Similar reactions are heard today when believers raise concerns about some of the major issues of our time: stem cell research, euthanasia, and abortion, among them. But these are no more religious issues than was slavery in 1854.

And as we deal with these and related issues, religious views have a necessary and proper place in our public life today. Thoughtful religious voices offer a perspective beyond the rhythms and sound bites of the news cycle. These thoughtful voices are not slaves to opinion polls, partisan politics or a desire to hang on to public office.

Thoughtful religious voices have long addressed enduring questions about the nature and value of life, the proper relationship of individuals and families to one another, to community, to government; the related responsibilities, the ethics and morality that should govern these relationships.

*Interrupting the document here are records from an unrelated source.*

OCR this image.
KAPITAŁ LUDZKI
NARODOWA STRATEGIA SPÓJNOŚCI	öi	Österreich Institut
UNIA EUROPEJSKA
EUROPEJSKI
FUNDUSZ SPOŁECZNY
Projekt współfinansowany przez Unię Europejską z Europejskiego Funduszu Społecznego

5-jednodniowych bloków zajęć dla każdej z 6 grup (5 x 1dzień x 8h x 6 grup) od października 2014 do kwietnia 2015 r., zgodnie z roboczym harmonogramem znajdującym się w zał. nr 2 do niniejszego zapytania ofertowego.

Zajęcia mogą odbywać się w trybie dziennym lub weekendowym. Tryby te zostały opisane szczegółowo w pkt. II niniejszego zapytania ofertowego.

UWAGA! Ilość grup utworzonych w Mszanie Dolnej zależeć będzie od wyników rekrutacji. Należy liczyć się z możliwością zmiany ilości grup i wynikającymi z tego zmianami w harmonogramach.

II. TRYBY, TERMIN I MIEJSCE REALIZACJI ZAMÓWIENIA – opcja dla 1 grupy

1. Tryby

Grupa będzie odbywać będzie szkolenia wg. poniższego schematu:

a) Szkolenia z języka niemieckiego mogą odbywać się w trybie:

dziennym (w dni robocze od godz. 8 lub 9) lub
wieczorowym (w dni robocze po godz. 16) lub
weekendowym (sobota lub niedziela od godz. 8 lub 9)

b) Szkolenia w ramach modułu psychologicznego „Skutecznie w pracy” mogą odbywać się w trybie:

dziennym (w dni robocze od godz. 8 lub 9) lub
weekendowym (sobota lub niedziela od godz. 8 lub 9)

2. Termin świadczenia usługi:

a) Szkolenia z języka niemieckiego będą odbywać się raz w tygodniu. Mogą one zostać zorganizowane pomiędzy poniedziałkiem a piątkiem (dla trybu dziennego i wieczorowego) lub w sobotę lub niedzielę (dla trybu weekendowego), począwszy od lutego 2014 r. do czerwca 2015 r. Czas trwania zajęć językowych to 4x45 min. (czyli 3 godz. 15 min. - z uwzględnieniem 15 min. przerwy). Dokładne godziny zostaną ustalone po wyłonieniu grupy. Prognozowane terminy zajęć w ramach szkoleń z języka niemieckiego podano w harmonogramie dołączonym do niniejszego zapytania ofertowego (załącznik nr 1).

In short, thoughtful religious voices can raise and illuminate serious ethical questions that might not otherwise be seriously examined. Of special importance they are among the thoughtful voices that can counter the wrong turns of reason, science and the law.

And these do go wrong.

De jure segregation, segregation imposed by law, was a product of government, of twisted reason and the law. The Tuskegee syphilis research was a product of reason and science unhinged from basic values of human decency. (For 40 years, the U.S. Public Health Service studied 400 poor black men who had syphilis, men who were never informed they had it, and were not treated for it, even after penicillin became available.)

Anyone who thinks such abominations are strictly a thing of the past has little knowledge of the darker recesses of the human heart. Nor do they recognize the vast possibilities for going morally and ethically astray as we deal with:

• a health care system that within a decade could be overburdened by baby-boomers;

• our expanding powers to manipulate life;

• changing attitudes about the nature of life that are producing a serious euthanasia movement.

Religion, of course, does not speak with one voice. It speaks with a range of voices across the political spectrum and from opposite sides of issues.

Some religious voices are welcomed into the public debate, though the welcome often depends on the welcomer’s politics. Some religious groups oppose war, advocate more government money for programs aimed at the poor and homeless, lobby for health care reform or more money for AIDS research.

These actions are widely accepted as being proper for religious groups, and seldom does anyone claim these groups are trying to force their religion on others. Many who welcome these religious voices into the public arena, however, do not welcome those that speak out in ways they dislike on stem cell research, euthanasia, abortion and related issues.

Like Douglas all those years ago, they would bar these religious voices from the debate.

But religious voices, thoughtful and thoughtless, should be heard on these matters, just as thoughtful and thoughtless secular voices are heard.

The First Amendment protects them all, an open and honest debate would welcome them, a healthy debate needs them.

Tack Cornelius, a writer who lives in Gainesville, is a member of Pine Crest Baptist Church.